Open Kitsunetic opened 2 weeks ago
I'm experiencing the exact same issue.
I've found that it works fine with kernel_size=1, but consistently crashes with kernel_size=3 or any other size.
@Kitsunetic Have you fixed this issue?
I'm experiencing the exact same issue.
I've found that it works fine with kernel_size=1, but consistently crashes with kernel_size=3 or any other size.
@Kitsunetic Have you fixed this issue?
No, I'm still figuring out the solution.
I found that downgrading PyTorch to version 2.2.2 resolves the issue.

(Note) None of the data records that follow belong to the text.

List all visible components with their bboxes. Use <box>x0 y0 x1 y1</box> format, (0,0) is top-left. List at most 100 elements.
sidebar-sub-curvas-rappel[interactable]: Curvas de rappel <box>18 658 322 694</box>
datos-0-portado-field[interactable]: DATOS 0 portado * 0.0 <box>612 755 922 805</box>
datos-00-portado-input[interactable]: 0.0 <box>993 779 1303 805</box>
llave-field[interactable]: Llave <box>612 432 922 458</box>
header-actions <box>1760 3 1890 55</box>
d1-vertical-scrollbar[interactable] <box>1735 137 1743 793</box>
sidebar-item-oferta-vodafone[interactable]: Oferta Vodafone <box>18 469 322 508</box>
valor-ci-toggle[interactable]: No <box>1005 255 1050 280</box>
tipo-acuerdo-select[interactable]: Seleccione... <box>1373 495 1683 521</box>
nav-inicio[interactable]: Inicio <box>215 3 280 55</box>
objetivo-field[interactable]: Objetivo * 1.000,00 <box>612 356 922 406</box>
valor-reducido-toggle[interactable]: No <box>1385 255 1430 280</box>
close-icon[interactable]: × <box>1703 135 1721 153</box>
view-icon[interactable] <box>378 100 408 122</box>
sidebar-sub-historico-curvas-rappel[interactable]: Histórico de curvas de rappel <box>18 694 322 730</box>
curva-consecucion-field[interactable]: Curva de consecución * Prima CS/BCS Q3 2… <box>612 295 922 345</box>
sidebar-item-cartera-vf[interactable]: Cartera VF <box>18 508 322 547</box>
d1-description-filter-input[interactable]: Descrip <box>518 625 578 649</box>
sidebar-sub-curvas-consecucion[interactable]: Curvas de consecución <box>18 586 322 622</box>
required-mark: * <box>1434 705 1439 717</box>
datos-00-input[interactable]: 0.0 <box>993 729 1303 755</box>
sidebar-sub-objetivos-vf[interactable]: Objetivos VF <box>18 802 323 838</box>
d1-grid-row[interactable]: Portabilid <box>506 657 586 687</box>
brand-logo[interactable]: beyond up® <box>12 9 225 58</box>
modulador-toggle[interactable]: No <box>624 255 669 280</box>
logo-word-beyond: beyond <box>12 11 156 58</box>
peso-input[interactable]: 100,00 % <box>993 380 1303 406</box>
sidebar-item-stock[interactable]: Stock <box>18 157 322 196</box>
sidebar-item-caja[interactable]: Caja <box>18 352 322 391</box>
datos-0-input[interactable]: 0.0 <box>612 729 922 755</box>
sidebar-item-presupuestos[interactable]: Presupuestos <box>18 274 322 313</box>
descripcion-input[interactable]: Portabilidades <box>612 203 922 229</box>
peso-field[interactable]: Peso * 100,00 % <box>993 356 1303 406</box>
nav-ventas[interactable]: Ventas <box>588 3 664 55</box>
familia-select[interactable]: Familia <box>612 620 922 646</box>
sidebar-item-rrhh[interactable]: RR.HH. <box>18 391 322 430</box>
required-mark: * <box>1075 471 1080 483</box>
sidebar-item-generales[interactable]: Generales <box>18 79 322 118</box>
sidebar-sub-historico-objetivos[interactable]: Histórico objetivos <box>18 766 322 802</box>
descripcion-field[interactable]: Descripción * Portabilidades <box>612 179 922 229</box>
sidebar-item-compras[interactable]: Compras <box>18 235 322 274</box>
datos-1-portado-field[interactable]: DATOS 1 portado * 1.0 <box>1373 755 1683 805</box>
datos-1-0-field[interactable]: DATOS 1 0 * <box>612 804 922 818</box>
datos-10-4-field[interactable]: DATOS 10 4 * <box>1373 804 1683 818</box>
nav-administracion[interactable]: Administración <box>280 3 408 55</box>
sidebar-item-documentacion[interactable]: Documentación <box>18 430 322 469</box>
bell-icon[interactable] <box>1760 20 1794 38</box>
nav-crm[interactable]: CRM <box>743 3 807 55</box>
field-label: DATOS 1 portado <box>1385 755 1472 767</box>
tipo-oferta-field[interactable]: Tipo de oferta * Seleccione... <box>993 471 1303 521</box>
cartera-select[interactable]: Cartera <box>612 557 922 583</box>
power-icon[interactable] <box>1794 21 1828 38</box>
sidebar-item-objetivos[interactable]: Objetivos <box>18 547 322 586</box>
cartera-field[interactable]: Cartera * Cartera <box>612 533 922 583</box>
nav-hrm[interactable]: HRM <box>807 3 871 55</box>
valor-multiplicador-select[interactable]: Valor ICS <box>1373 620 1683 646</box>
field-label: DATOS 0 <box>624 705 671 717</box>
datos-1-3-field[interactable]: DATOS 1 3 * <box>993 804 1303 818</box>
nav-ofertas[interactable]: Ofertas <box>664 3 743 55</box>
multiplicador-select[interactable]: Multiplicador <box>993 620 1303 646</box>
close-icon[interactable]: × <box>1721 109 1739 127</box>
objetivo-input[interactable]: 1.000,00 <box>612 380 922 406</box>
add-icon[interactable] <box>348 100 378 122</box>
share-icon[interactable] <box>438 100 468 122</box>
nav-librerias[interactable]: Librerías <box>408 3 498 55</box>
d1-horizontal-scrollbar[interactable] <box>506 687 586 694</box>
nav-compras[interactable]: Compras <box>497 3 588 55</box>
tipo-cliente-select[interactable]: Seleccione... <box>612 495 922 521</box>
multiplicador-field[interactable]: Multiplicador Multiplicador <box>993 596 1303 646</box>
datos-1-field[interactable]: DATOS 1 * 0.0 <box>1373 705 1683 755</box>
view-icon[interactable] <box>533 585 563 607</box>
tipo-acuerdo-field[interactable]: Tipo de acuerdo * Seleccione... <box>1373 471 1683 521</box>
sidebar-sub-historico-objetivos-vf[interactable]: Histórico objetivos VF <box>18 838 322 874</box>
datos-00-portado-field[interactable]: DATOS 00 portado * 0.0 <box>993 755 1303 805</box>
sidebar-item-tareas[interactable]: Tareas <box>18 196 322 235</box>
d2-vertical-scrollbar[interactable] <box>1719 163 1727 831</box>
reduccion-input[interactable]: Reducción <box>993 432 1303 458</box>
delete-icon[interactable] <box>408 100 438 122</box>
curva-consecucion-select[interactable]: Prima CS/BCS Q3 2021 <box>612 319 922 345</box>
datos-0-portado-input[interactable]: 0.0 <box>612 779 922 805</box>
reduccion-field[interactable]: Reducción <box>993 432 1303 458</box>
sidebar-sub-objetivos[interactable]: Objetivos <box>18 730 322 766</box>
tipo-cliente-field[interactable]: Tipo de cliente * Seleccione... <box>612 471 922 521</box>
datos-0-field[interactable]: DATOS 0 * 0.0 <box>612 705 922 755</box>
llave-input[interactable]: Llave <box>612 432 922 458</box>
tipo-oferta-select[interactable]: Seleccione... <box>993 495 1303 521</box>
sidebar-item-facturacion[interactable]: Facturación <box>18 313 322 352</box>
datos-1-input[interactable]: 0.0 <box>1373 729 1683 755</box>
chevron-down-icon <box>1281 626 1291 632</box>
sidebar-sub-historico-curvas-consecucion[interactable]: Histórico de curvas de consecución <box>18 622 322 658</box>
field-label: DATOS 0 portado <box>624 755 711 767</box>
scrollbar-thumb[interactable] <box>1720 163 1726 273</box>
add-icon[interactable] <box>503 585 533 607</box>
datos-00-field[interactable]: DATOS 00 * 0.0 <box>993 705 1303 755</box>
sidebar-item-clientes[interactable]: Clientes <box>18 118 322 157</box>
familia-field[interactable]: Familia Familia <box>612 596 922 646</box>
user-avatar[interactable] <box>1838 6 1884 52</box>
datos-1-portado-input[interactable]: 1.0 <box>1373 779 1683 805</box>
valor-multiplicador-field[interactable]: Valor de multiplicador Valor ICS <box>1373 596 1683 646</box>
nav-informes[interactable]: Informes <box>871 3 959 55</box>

which cuda version did you use?
I use CUDA 12.1, and I installed spconv-cu120.
Unfortunately, I'm still getting same issue with my retrial on nvidia/cuda:12.1.0-cudnn8-devel-ubuntu22.04 docker image with Pytorch 2.2.2 with CUDA 12.1. I have tested with both ubuntu 22.04 and 20.04. Couly you give me more detail about your environment?

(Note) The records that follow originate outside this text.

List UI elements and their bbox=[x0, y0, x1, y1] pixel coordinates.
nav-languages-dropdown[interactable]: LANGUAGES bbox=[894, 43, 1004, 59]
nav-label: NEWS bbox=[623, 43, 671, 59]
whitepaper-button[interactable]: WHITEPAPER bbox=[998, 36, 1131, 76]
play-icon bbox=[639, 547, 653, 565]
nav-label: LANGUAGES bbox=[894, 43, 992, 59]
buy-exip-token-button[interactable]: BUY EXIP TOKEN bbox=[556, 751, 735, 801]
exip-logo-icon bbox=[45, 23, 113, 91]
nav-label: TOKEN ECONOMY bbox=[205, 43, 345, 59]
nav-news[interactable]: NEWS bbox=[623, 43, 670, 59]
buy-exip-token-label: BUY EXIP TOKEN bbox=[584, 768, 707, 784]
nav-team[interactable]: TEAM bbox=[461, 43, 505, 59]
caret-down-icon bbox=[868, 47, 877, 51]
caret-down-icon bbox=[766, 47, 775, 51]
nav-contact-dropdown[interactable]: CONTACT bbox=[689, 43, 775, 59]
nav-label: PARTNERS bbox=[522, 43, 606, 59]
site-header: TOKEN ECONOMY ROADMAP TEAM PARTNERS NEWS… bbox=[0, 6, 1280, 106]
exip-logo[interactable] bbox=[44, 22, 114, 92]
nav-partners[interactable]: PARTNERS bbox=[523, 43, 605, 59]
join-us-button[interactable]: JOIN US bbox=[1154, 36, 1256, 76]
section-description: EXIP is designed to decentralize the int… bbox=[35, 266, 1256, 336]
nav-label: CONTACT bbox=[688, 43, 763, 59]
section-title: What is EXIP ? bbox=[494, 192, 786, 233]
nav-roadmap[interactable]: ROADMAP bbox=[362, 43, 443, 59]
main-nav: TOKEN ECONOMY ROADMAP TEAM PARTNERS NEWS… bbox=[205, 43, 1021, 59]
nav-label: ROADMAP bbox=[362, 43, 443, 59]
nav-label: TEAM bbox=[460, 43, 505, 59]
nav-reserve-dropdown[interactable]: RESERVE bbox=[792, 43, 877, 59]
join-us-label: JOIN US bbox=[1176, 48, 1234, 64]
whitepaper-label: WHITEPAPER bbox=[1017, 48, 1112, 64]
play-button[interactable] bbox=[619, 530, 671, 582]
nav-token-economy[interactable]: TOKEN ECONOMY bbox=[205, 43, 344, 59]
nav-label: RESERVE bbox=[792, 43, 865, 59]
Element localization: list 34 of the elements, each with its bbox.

I set up the environment using the following .yaml file with conda env create -f ***.yaml. This is a different .yaml file than the one referenced in Issue #317, particularly with torch and torchvision configurations.
name: pointcept
channels:
- pyg
- pytorch
- nvidia/label/cuda-12.1.1
- nvidia
- bioconda
- conda-forge
- defaults
dependencies:
- python=3.9
- pip
- cuda
- conda-forge::cudnn
- gcc=12.1
- gxx=12.1
- pytorch=2.2.2
- torchvision=0.17.2
- pytorch-cuda=12.1
- ninja
- google-sparsehash
- h5py
- pyyaml
- tensorboard
- tensorboardx
- yapf
- addict
- einops
- scipy
- plyfile
- termcolor
- timm
- ftfy
- regex
- tqdm
- matplotlib
- black
- open3d
- pytorch-cluster
- pytorch-scatter
- pytorch-sparse
- pip:
- torch_geometric
# - spconv-cu120
- git+https://github.com/octree-nn/ocnn-pytorch.git
- git+https://github.com/openai/CLIP.git
- git+https://github.com/Dao-AILab/flash-attention.git
- ./libs/pointops
- ./libs/pointgroup_ops
After this setup, I installed the following additional components:
cd libs/pointops
python setup.py install
cd ../..
pip install spconv-cu120
Thank you for sharing. However... I'm still getting same error even with environment based on provided yaml file. I expect this is not only the problem of dependencies, but also entire environment like OS can be related. So, I'm still figuring out the reason. Anyway, thank you again for your sharing! If you found another clue, please share with me!
I always get floating point exception while I'm using SubMConv3d.
Here is my test code:
I'm using PyTorch 2.3.0 with CUDA 11.8, and spconv-cu18==2.3.6. Is there something wrong in my code, or someone knows the clue?
I have tested with A5000 and RTX 2080Ti GPUs but the result was always same.